Vital Kamerhe a fait droit aux réclamations de l’organisation patronale. « Les missions diligentées auprès de vos membres sont irrégulières, et l’Inspecteur général des finances (…) est enjoint d’arrêter cette mission », écrit-il dans son courrier de réponse à la FEC, en date du 2 septembre, dans lequel il assure par ailleurs que « le contrôle de l’IGF doit se faire dans le respect des textes » et que « les missions de contrôles de l’IGF devraient requérir l’instruction de la présidence de la République dont elle dépend ou, tout au moins, en être informé ».

Félix Tshisekedi monte au créneau

Quelques jours plus tard, c’est Félix Tshisekedi qui est monté au créneau, cette fois publiquement. « Je voudrai rassurer le monde des affaires que j’ai commencé à prendre un train de mesures pour éviter les tracasseries de tous ordres dont les entreprises font l’objet de la part de certains services de l’Etat », a déclaré le chef de l’État congolais en marge de la 5e édition du Forum économique Makutano, à Kinshasa. « Je veillerai personnellement à ce que toutes les convocations intempestives dont font l’objet les opérateurs économiques puissent cesser et que seules celles qui sont légales et régulières soient autorisées », a-t-il ajouté.

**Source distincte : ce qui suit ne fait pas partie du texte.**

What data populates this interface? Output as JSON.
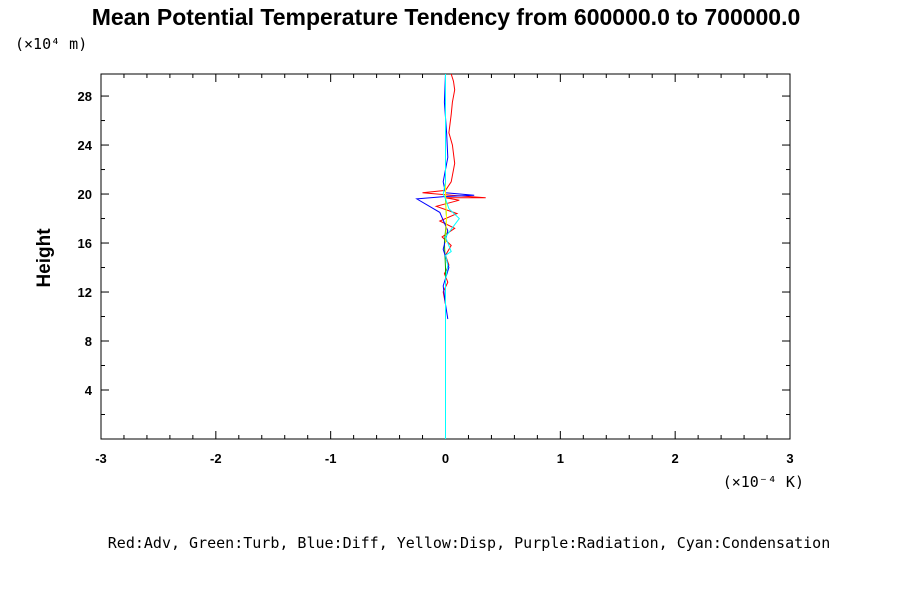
{
  "chart_data": {
    "type": "line",
    "title": "Mean Potential Temperature Tendency from 600000.0 to 700000.0",
    "ylabel": "Height",
    "y_units": "(×10⁴ m)",
    "x_units": "(×10⁻⁴ K)",
    "xlim": [
      -3,
      3
    ],
    "ylim": [
      0,
      29.8
    ],
    "x_ticks": [
      "-3",
      "-2",
      "-1",
      "0",
      "1",
      "2",
      "3"
    ],
    "y_ticks": [
      "4",
      "8",
      "12",
      "16",
      "20",
      "24",
      "28"
    ],
    "legend_text": "Red:Adv, Green:Turb, Blue:Diff, Yellow:Disp, Purple:Radiation, Cyan:Condensation",
    "series": [
      {
        "name": "Adv",
        "color": "#ff0000",
        "x": [
          0.0,
          0.0,
          -0.02,
          0.02,
          -0.01,
          0.03,
          0.0,
          0.05,
          -0.03,
          0.08,
          -0.05,
          0.1,
          -0.08,
          0.12,
          0.0,
          0.35,
          0.05,
          -0.2,
          0.0,
          0.05,
          0.08,
          0.06,
          0.03,
          0.05,
          0.06,
          0.08,
          0.07,
          0.05
        ],
        "y": [
          10.0,
          11.0,
          12.0,
          12.8,
          13.5,
          14.2,
          15.0,
          15.8,
          16.5,
          17.2,
          17.8,
          18.4,
          19.0,
          19.5,
          19.7,
          19.7,
          19.9,
          20.1,
          20.3,
          21.0,
          22.5,
          24.0,
          25.0,
          26.5,
          27.5,
          28.5,
          29.2,
          29.8
        ]
      },
      {
        "name": "Turb",
        "color": "#00aa00",
        "x": [
          0.0,
          0.0,
          -0.01,
          0.01,
          0.0,
          0.0,
          0.0
        ],
        "y": [
          12.0,
          14.0,
          16.0,
          18.0,
          19.5,
          20.5,
          22.0
        ]
      },
      {
        "name": "Diff",
        "color": "#0000ff",
        "x": [
          0.02,
          0.0,
          -0.02,
          0.03,
          -0.02,
          0.02,
          -0.05,
          -0.25,
          0.0,
          0.25,
          0.0,
          -0.02,
          0.02,
          0.01,
          -0.01,
          0.0
        ],
        "y": [
          9.8,
          11.0,
          12.5,
          14.0,
          15.5,
          17.0,
          18.5,
          19.6,
          19.8,
          19.9,
          20.1,
          21.0,
          23.0,
          25.0,
          27.5,
          29.8
        ]
      },
      {
        "name": "Disp",
        "color": "#ffff00",
        "x": [
          0.0,
          0.01,
          0.0,
          0.0
        ],
        "y": [
          16.0,
          18.0,
          20.0,
          22.0
        ]
      },
      {
        "name": "Condensation",
        "color": "#00ffff",
        "x": [
          0.0,
          0.0,
          0.0,
          0.02,
          0.0,
          0.05,
          0.0,
          0.12,
          0.03,
          0.0,
          -0.02,
          0.0,
          0.0
        ],
        "y": [
          0.0,
          10.0,
          13.0,
          14.2,
          15.0,
          15.3,
          16.5,
          18.0,
          18.8,
          19.6,
          20.0,
          21.0,
          29.8
        ]
      }
    ]
  }
}
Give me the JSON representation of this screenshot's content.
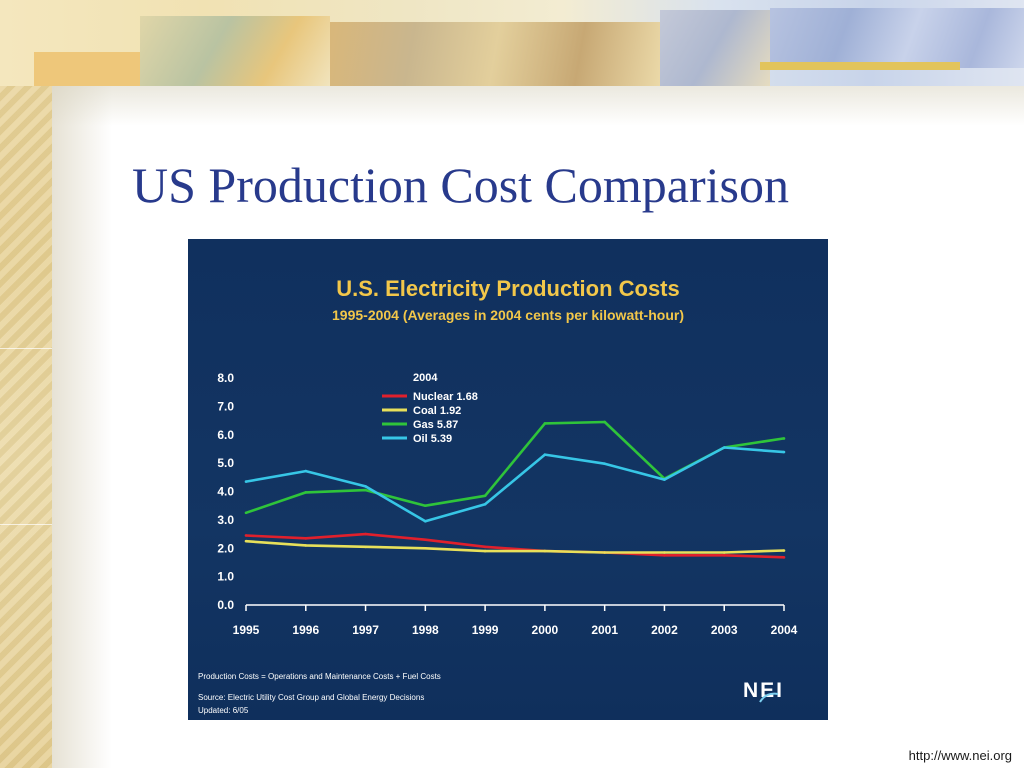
{
  "slide": {
    "title": "US Production Cost Comparison",
    "footer_url": "http://www.nei.org"
  },
  "chart_data": {
    "type": "line",
    "title": "U.S. Electricity Production Costs",
    "subtitle": "1995-2004 (Averages in 2004 cents per kilowatt-hour)",
    "x": [
      "1995",
      "1996",
      "1997",
      "1998",
      "1999",
      "2000",
      "2001",
      "2002",
      "2003",
      "2004"
    ],
    "ylim": [
      0,
      8
    ],
    "yticks": [
      "0.0",
      "1.0",
      "2.0",
      "3.0",
      "4.0",
      "5.0",
      "6.0",
      "7.0",
      "8.0"
    ],
    "grid": false,
    "legend_title": "2004",
    "legend_position": "top-left",
    "series": [
      {
        "name": "Nuclear 1.68",
        "color": "#e0202c",
        "values": [
          2.45,
          2.35,
          2.5,
          2.3,
          2.05,
          1.9,
          1.85,
          1.75,
          1.75,
          1.68
        ]
      },
      {
        "name": "Coal 1.92",
        "color": "#e8e05a",
        "values": [
          2.25,
          2.1,
          2.05,
          2.0,
          1.9,
          1.9,
          1.85,
          1.85,
          1.85,
          1.92
        ]
      },
      {
        "name": "Gas 5.87",
        "color": "#2fc43a",
        "values": [
          3.25,
          3.97,
          4.05,
          3.5,
          3.85,
          6.4,
          6.45,
          4.45,
          5.55,
          5.87
        ]
      },
      {
        "name": "Oil 5.39",
        "color": "#37c6e6",
        "values": [
          4.35,
          4.72,
          4.18,
          2.95,
          3.55,
          5.3,
          4.98,
          4.42,
          5.55,
          5.39
        ]
      }
    ],
    "notes": [
      "Production Costs = Operations and Maintenance Costs + Fuel Costs",
      "Source: Electric Utility Cost Group and Global Energy Decisions",
      "Updated: 6/05"
    ],
    "logo_text": "NEI"
  }
}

Un nouveau blocage que n’a pas manqué de critiquer une partie de la société civile. Plusieurs organisations, spécialisées dans les questions financières, exigent d’ailleurs depuis plusieurs années que l’indépendance de l’IGF vis-à-vis de l’exécutif soit garantie. L’Observatoire national des dépenses publiques assure ainsi que l’opposition de la FEC aux contrôles de l’IGF n’est pas surprenante, « car les entités soumises au contrôle de l’IGF refusent toujours la collaboration ». Et l’ONG d’affirmer que certaines de ces entreprises « utilisent plusieurs astuces pour échapper au paiement de certains impôts et taxes ».